Un Traje Verde
Una semilla con ganas de guerra aparece en el fondo de los problemas o en la corteza terrestre, despistada y con una sed insaciable.
En este instante comienza a aparecer en sus sueños una visión que marcará su vida.
Pronto, como todas las plantas, desarrolla un método de defensa, en particular, a esta semilla, le brotan unos codos de la raíz que le permite mandar a tomar por culo a quien se le cruce. Aún así, la semilla no utiliza este poder con nadie. Decide tirarse de cabeza, no lo ha hecho nunca, pero lo hace como si supiera que no va a pasar nada malo. Tres días sumergido en su sueño lo hacen eclosionar.
(((Soy pequeño pero estoy subiendo, al principio lentamente pero luego se va acelerando. En frente tengo un árbol que ya está grande y fuerte, vamos subiendo los dos aunque creo que él ya está arriba. A cada rato me siento mejor, ahora comienzo a entender, yo soy el árbol que tenía enfrente. Estoy yo sólo, me da pena, miro al horizonte todo el día, y pronto comienzo a ver amigos, el sol, el agua, el viento, el viento siempre me pregunta por el agua, y yo no sé que decirle pero siempre vuelve a preguntarme. No sé de donde vienen, la verdad es que no quiero que acabe, aunque intuyo algo. El viento está aquí de nuevo pero ahora me dice que corra, me asusta, dice que viene otro amigo que no debo verle, el fuego. Intento correr pero parece que no me muevo del sitio, me doy cuenta de que estoy atado al suelo y me horrorizo, como no me había dado cuenta antes, quiero pensar que estoy soñando pero no me despierto.
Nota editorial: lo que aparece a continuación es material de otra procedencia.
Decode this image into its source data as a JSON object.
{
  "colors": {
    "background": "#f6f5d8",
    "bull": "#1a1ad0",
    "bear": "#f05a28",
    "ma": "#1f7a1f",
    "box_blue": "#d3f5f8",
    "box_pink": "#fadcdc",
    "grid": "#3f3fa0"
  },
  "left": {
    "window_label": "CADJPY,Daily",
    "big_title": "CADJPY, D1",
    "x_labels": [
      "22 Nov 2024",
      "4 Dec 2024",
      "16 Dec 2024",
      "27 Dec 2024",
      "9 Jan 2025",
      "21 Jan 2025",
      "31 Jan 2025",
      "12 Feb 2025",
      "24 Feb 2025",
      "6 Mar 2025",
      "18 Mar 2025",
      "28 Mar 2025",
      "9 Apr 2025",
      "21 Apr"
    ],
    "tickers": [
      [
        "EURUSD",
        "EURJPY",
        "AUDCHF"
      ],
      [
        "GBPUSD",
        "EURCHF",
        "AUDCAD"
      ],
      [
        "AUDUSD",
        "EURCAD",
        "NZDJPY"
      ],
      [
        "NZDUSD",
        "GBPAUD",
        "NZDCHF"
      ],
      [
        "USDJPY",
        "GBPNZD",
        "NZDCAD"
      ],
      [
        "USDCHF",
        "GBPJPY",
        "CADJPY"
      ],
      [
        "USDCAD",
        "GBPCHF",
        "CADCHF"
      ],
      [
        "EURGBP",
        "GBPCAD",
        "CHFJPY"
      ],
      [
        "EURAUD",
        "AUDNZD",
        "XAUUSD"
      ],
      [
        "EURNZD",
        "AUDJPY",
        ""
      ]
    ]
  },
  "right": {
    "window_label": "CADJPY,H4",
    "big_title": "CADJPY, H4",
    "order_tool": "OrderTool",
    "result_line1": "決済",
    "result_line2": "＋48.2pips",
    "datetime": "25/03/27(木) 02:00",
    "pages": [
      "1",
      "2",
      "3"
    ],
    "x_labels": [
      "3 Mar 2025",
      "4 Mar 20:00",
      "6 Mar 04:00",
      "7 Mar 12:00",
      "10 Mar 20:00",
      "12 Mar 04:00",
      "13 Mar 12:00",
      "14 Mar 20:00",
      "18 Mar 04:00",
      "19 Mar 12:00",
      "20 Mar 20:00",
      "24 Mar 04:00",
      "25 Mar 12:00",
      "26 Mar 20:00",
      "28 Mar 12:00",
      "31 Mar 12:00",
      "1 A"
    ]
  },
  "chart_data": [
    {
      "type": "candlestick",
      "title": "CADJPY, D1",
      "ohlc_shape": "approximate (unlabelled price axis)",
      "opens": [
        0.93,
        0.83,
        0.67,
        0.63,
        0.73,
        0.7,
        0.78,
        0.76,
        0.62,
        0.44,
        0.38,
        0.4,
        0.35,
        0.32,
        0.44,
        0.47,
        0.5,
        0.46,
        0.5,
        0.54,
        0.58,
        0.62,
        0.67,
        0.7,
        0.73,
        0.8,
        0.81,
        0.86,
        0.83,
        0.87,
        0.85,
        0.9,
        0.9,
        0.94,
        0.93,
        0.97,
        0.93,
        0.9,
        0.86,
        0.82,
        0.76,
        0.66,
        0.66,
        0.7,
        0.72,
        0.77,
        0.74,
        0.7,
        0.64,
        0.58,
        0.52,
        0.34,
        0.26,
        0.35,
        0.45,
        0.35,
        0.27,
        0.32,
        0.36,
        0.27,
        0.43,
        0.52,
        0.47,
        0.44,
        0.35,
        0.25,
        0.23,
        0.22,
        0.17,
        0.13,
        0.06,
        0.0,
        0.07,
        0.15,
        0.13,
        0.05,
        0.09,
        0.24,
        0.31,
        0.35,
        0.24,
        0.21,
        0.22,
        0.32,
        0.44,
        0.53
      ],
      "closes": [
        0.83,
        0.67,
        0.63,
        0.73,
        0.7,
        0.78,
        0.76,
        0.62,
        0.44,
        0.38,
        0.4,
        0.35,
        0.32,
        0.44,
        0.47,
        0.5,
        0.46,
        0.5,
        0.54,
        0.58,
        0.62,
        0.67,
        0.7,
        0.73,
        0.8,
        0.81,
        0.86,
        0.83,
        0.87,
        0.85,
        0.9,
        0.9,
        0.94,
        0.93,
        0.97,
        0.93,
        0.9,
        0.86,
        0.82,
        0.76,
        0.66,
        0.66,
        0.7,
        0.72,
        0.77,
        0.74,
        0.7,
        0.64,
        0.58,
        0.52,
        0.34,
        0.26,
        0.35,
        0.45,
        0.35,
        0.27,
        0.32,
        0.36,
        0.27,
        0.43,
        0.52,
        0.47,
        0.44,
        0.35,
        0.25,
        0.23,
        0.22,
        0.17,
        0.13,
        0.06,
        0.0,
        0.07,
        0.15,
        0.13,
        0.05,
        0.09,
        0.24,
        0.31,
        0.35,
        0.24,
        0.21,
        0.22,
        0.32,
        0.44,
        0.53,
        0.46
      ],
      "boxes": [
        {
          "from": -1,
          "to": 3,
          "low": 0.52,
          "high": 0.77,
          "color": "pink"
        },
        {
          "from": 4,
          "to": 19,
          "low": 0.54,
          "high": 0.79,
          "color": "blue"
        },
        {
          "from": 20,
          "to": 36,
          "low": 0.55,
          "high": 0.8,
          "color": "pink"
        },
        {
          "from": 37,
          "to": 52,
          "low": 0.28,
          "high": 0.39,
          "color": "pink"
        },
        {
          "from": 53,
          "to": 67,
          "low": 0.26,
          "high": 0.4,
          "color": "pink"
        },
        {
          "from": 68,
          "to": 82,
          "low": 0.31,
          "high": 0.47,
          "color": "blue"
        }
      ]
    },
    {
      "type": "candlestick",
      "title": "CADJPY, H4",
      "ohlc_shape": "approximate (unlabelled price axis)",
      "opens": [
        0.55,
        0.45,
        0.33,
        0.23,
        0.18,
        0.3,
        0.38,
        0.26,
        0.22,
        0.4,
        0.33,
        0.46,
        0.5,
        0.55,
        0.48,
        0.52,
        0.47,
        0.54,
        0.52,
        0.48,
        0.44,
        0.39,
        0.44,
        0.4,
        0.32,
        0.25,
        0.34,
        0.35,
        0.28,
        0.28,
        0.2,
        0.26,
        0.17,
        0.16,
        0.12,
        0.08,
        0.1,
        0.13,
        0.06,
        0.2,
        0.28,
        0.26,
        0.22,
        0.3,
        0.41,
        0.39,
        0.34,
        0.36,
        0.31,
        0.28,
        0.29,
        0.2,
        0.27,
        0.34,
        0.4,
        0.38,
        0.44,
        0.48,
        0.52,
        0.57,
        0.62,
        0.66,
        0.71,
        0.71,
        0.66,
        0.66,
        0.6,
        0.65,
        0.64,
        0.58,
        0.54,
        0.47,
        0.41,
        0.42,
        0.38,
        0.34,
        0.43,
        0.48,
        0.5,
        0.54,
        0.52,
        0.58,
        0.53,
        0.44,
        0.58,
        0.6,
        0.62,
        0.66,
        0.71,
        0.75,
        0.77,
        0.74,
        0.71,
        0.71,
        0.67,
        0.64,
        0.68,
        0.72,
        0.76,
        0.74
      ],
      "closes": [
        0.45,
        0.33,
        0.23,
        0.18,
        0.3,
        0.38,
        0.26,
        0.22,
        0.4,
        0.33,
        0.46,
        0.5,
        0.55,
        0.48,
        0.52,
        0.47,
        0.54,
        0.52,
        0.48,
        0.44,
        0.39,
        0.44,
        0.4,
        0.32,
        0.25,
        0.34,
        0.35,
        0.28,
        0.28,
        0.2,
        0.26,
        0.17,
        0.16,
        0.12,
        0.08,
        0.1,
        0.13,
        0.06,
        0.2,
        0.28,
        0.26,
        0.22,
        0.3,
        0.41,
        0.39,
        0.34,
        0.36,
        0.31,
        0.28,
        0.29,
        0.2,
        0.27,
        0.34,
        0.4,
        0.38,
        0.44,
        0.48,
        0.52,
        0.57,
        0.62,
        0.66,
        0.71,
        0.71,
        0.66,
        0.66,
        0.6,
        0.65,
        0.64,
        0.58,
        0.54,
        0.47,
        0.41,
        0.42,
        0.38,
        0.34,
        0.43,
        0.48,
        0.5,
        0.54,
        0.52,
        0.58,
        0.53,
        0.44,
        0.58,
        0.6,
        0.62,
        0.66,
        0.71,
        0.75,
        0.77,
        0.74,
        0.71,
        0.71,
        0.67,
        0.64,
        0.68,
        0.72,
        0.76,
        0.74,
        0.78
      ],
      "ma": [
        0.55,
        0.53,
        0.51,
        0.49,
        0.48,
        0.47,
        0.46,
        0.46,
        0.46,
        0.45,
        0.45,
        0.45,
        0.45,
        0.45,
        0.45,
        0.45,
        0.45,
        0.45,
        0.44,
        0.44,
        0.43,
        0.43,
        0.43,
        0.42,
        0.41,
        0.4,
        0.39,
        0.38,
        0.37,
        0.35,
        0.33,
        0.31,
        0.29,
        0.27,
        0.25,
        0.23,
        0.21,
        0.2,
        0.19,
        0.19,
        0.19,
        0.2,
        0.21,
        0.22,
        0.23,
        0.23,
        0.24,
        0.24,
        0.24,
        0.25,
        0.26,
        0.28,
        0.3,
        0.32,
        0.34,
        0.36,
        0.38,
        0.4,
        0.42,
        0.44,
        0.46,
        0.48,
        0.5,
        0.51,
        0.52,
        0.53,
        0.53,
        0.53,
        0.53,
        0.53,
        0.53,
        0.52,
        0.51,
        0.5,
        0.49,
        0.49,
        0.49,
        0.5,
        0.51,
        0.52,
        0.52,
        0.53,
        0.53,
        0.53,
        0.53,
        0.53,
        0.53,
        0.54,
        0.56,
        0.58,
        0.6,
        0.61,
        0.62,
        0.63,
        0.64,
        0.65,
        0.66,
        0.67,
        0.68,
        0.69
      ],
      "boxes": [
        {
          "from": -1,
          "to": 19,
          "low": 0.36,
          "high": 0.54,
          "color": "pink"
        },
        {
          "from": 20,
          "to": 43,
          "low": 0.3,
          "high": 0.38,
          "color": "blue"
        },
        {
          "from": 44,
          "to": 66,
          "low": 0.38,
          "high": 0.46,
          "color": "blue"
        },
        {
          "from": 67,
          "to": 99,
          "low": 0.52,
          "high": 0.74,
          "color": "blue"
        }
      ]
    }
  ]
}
El fuego se acerca, grito impotente clamando al cielo, me estoy quemando, ya lo noto. Dejaré de mirar, no puede ser que esté pasando esto, es verdad, no puede ser. Llega el agua del cielo lo puedo ver y cubre el fuego. El viento vuelve y me pregunta por el agua. Le digo que está en el cielo, luego me sonríe y me mira. Me da vergüenza, tengo el cuerpo quemado, lo siento y me da pena. No te preocupes, dice el viento, te conseguiré un bonito traje verde. Aquí me despierto))).
La semilla ya es un pequeño árbol, da sombra a pequeños mamíferos y protege de las lluvias a otros tantos insectos. Florece con exactitud y es polinizado con precisión. Sus frutos son comidos por toda clase de animales, sus semillas lo hacen sentirse orgulloso y comienza a disfrutar de la fotosíntesis. Ya ha crecido lo suficiente como para darse cuenta de que no todo el monte es orégano. Alguien ha hecho fuego, y lo ha convertido en un arma, ya no es una cuestión de supervivencia. El fuego llega al árbol y lo quema completamente. Mientras el fuego se acercaba, el árbol le decía que fuera rápido. Tranquilo, no te vas ni a enterar.
En la siguiente primavera, el viento trajo a su base semillas nuevas. Enredaderas que crecieron alrededor del árbol quemado, dándole fuerzas para seguir viviendo y un bonito traje verde.
….la gaviota con la boca llena de tierra… chucrut, chucrut.